Kilka składników, wymieszać, przelać do formy i piec zaledwie 20 min
naprawdę wielka filozofia ;D
Tu wyglądają jak Pieguski ;D I oczywiście musiałam spróbować zanim zrobiłam zdjęcie ;)
Składniki:
- 2 szklanki mąki
- 2 łyżeczki proszku do pieczenia
- 0,5 szklanki cukru
- 1 jajko
- 0,5 szklanki oleju
- 1 szklanka mleka
- 2 łyżeczki cukru waniliowego (ja dodaję kilka kropel olejków np. waniliowego, śmietanowego)
- tabliczka czekolady
Wszystkie składniki mieszamy razem na gładką masę, dodajemy pokrojoną w kostkę (0,5 x 0,5 cm) czekoladę. Znów mieszamy.
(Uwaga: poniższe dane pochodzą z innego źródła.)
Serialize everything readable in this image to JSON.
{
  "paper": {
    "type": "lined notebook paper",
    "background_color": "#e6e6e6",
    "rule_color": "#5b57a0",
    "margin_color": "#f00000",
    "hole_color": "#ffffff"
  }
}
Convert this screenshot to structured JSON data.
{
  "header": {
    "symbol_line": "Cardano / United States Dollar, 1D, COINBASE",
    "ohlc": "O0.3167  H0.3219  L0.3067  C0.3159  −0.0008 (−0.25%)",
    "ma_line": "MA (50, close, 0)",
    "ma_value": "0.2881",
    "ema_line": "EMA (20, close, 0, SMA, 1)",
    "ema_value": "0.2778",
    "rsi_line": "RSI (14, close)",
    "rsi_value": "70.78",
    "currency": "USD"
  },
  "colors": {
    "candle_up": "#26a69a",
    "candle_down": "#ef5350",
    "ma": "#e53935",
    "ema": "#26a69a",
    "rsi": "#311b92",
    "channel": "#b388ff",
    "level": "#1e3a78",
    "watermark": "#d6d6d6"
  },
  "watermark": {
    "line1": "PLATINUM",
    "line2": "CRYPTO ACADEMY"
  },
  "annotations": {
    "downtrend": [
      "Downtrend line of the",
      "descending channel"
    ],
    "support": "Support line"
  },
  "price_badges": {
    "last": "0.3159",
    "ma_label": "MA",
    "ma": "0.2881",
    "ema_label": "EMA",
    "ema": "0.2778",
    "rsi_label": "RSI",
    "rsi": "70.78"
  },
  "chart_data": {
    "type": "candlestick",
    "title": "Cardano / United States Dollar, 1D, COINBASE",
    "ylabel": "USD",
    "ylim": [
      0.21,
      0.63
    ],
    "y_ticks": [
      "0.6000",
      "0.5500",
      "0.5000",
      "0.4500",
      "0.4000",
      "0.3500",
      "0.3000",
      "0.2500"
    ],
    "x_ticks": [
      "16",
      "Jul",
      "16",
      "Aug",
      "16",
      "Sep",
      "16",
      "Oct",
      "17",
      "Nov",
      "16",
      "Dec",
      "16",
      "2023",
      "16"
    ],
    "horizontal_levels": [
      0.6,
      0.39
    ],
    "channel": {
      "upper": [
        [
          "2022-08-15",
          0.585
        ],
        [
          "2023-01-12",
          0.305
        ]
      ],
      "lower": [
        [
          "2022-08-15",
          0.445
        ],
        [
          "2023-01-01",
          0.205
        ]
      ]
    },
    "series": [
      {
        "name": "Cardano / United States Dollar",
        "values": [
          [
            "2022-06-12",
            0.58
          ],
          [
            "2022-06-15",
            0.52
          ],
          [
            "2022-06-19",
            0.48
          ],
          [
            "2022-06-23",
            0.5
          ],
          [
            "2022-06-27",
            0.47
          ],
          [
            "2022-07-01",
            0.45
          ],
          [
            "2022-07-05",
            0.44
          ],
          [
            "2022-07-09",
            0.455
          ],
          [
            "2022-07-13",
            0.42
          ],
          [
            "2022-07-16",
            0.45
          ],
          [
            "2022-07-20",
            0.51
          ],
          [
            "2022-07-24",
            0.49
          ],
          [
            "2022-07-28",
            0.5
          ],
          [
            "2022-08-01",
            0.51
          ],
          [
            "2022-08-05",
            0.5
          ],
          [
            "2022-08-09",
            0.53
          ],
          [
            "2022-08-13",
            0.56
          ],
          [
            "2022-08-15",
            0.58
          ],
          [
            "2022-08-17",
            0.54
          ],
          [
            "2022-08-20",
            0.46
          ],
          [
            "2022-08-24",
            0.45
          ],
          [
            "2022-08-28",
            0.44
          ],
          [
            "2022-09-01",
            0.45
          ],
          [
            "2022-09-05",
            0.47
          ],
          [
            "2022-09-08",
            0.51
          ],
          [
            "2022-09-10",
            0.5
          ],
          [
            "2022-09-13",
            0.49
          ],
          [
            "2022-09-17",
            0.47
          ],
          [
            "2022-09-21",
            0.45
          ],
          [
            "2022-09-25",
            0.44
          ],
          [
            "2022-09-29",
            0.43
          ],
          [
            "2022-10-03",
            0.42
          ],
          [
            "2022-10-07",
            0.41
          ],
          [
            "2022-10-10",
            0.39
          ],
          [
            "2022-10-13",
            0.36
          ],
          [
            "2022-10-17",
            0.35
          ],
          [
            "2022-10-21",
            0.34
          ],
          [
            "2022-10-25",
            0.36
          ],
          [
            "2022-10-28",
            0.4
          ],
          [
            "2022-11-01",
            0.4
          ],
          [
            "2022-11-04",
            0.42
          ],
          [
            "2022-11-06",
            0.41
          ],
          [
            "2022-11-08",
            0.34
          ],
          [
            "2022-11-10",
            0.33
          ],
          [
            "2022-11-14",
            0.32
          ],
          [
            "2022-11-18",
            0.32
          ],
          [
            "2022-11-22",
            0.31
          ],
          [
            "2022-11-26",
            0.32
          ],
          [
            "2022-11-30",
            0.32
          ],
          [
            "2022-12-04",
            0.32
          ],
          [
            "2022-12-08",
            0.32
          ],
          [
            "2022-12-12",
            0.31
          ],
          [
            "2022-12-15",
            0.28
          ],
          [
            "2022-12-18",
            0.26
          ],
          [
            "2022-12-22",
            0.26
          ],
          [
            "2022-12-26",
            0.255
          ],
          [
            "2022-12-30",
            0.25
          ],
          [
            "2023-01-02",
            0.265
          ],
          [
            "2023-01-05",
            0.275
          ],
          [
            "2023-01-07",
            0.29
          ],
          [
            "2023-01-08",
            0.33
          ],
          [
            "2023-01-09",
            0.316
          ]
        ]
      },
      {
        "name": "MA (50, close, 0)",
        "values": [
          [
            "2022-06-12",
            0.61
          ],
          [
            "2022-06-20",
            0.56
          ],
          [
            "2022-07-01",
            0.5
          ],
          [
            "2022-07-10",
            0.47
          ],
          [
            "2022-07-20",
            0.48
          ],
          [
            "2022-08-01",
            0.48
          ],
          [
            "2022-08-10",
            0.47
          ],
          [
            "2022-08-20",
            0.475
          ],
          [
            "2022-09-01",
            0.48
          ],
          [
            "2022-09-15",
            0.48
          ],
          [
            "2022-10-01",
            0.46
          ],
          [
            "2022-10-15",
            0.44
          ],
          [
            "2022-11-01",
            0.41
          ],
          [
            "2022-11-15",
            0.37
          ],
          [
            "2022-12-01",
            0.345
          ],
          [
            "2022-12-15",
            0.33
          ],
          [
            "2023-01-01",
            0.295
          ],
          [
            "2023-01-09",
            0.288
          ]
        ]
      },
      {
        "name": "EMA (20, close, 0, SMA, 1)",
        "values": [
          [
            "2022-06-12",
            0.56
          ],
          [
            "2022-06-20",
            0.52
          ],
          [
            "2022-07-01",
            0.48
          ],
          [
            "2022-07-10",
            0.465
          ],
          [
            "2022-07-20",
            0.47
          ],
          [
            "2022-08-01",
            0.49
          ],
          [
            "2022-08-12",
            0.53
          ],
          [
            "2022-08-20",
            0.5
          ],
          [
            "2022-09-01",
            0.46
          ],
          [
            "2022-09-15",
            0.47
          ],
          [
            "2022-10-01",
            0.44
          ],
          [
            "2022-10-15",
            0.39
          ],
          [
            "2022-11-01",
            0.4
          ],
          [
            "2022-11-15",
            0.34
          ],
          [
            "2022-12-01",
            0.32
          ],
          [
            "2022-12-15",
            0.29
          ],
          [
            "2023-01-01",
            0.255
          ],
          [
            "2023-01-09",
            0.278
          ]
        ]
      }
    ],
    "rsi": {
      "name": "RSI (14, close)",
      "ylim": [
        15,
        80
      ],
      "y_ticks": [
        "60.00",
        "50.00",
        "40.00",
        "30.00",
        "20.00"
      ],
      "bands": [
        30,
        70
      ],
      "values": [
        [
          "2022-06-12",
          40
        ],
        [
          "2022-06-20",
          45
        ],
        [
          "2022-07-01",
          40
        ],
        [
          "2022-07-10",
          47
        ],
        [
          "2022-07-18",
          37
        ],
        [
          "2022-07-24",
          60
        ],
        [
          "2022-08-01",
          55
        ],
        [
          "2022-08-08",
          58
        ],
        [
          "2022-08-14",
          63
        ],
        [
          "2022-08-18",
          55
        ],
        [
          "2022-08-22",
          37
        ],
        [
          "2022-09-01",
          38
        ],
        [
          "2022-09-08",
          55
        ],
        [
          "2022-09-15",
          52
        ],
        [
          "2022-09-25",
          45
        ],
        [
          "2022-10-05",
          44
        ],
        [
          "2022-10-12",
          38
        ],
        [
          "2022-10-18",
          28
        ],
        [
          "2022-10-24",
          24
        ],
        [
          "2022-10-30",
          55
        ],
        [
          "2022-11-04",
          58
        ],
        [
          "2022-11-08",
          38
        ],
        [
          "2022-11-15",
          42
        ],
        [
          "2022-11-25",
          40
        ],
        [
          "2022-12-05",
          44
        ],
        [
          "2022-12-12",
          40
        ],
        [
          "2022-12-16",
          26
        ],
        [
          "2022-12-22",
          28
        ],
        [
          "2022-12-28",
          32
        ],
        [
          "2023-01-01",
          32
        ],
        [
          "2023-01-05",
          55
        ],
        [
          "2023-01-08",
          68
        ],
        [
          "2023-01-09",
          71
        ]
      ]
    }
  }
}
Nagrzewamy piekarnik do 180 stopni. Do formy wysmarowanej masłem i obsypanej bułką tartą wlewamy po 1,5 łyżki ciasta. Pieczemy ok. 20 min.
Po upieczeniu zostawiamy je w wyłączonym piekarniku z uchylonymi drzwiczkami, a gdy wyjmiemy je z formy możemy ułożyć do góry nogami żeby spód szybciej ostygł ;)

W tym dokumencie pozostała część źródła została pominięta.